Google’s manifest destiny

If I read this correctly, Google thinks it could capture 20 percent of the worldwide advertising market.

The Google URL

Just saw something surprising on a Pontiac commercial: They flash the Google home page and say, “Google ‘Pontiac’ and find out what’s new,” or something like that. It went by in a second but I was amazed. Note that they didn’t say, “Go to,” which tells me that they must believe that most people don’t put in addresses, they Google to get where they’re going. Once upon a time, sites tried to become keywords on AOL and then a few poor souls bought RealWords (that was what it was called, wasn’t it?). Those were closed taxonomies and their days are over. Google, of course, is open to influence. And so Pontiac is open to Google bombing. Imagine if Dell advertised to find its site via Google rather than an address. We could all link to this and it would be what’s new for Dell.

: UPDATE: Steve Baker says this is why he’s using Ask, instead.

Closed co-op?

Tell me if I’m wrong about Google Co-op — because it’s damned near impossible to tell what it is from their description — but it seems to be a closed system for enriching Google but not the internet. That is, it gets us to give Google meta data about sites that are supposed to improve their searches but, so far as I can tell, that data is not available to anyone else. Closed? Evil? You tell me.
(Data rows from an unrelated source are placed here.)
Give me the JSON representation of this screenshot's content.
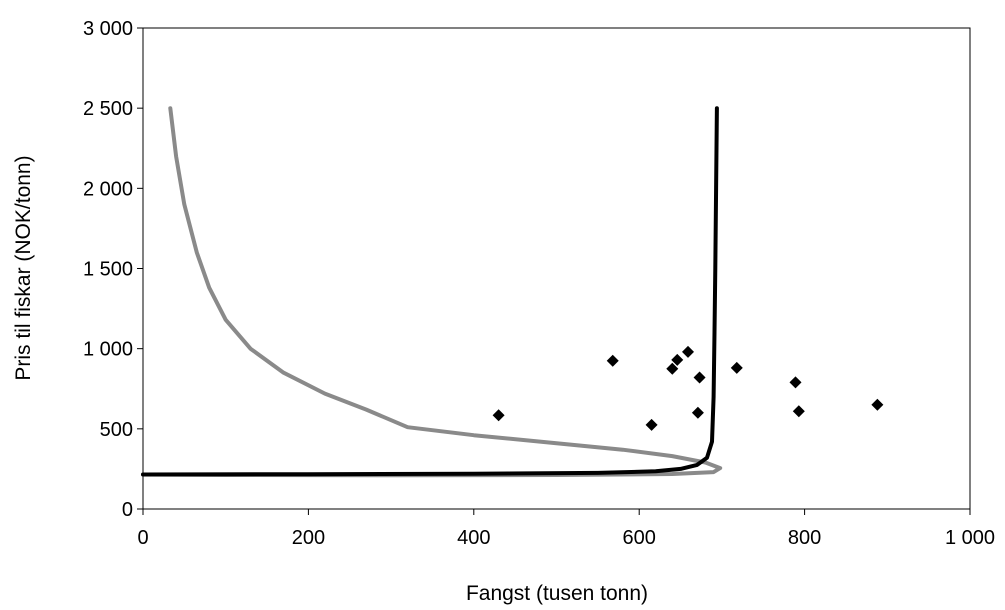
{
  "chart_data": {
    "type": "scatter",
    "xlabel": "Fangst (tusen tonn)",
    "ylabel": "Pris til fiskar (NOK/tonn)",
    "xlim": [
      0,
      1000
    ],
    "ylim": [
      0,
      3000
    ],
    "x_ticks": [
      0,
      200,
      400,
      600,
      800,
      1000
    ],
    "y_ticks": [
      0,
      500,
      1000,
      1500,
      2000,
      2500,
      3000
    ],
    "x_tick_labels": [
      "0",
      "200",
      "400",
      "600",
      "800",
      "1 000"
    ],
    "y_tick_labels": [
      "0",
      "500",
      "1 000",
      "1 500",
      "2 000",
      "2 500",
      "3 000"
    ],
    "grid": false,
    "series": [
      {
        "kind": "line",
        "color": "#8a8a8a",
        "points": [
          [
            33,
            2500
          ],
          [
            40,
            2200
          ],
          [
            50,
            1900
          ],
          [
            65,
            1600
          ],
          [
            80,
            1380
          ],
          [
            100,
            1180
          ],
          [
            130,
            1000
          ],
          [
            170,
            850
          ],
          [
            220,
            720
          ],
          [
            270,
            620
          ],
          [
            320,
            510
          ],
          [
            400,
            460
          ],
          [
            500,
            410
          ],
          [
            580,
            370
          ],
          [
            640,
            330
          ],
          [
            680,
            290
          ],
          [
            698,
            255
          ],
          [
            690,
            230
          ],
          [
            640,
            218
          ],
          [
            500,
            212
          ],
          [
            300,
            210
          ],
          [
            100,
            212
          ],
          [
            0,
            215
          ]
        ]
      },
      {
        "kind": "line",
        "color": "#000000",
        "points": [
          [
            0,
            215
          ],
          [
            200,
            217
          ],
          [
            400,
            220
          ],
          [
            550,
            225
          ],
          [
            620,
            235
          ],
          [
            650,
            250
          ],
          [
            670,
            275
          ],
          [
            682,
            320
          ],
          [
            688,
            420
          ],
          [
            690,
            700
          ],
          [
            691,
            1100
          ],
          [
            692,
            1500
          ],
          [
            693,
            2000
          ],
          [
            694,
            2500
          ]
        ]
      },
      {
        "kind": "points",
        "color": "#000000",
        "marker": "diamond",
        "points": [
          [
            430,
            585
          ],
          [
            568,
            925
          ],
          [
            615,
            525
          ],
          [
            640,
            875
          ],
          [
            646,
            930
          ],
          [
            659,
            980
          ],
          [
            671,
            600
          ],
          [
            673,
            820
          ],
          [
            718,
            880
          ],
          [
            789,
            790
          ],
          [
            793,
            610
          ],
          [
            888,
            650
          ]
        ]
      }
    ]
  }
}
Google’s syndication protocol

Maurice says that Google’s new syndication protocol, which I asked about yesterday, is an indication that Google is putting a gate in the wall around its garden to enable queries into its data. That would be good. But what it really should allow is not just queries into but scraping of its data for that data is our data that we put there in services like Google Base. Why do I care about this? So that new services can come along and aggregate distributed posts — classified ads, listings, reviews, whatever — wherever they are on the internet, in blogs, in other still-closed services, or in open blogs. Now that Google is trying to become a repository of our data, that should be open to the world to aggregate and analyze as Google aggregates others’ data. The Golden Rule of the Google Age should be: Scrape unto others as you would have them scrape unto you. I hope that’s what the new syndication protocol does but I’m still not sure.

Google officially enters the content business

The most significant news in Google’s launch of its finance service is that is licensing content from Reuters.

In each of its other endeavors — search, news, shopping, classifieds — Google has maintained an open, albeit uneven, playing field. That wouldn’t work in the case of finance because Google had to integrate data into its presentation and Reuters was wise and happy to sell it to them.

But what this means is that Google is no longer just an aggregator — which, I’ve argued, is a beneficial thing to be for content holders, because an aggregator makes links and links make traffic — but is now a destination that will hold users in and compete with other content.

Yahoo has been in this position for years, after it stopped being merely a directory and source of links (Jerry Yang once said at a meeting I attended that his job was to get people in and out of Yahoo as quickly as possible; that tune soon changed). Yahoo has licensed Associated Press wire content — over the objection of many of its members, for precisely this reason — and built a destination that tries to both keep people in and link out (see its new and rather uninspired local aggregator). The net result is that Yahoo is less effective at creating linked traffic than other portals.

Watch out as Google creeps, as Yahoo did, into the content business and competes with, instead of merely organizing, content. It’s a momentous move.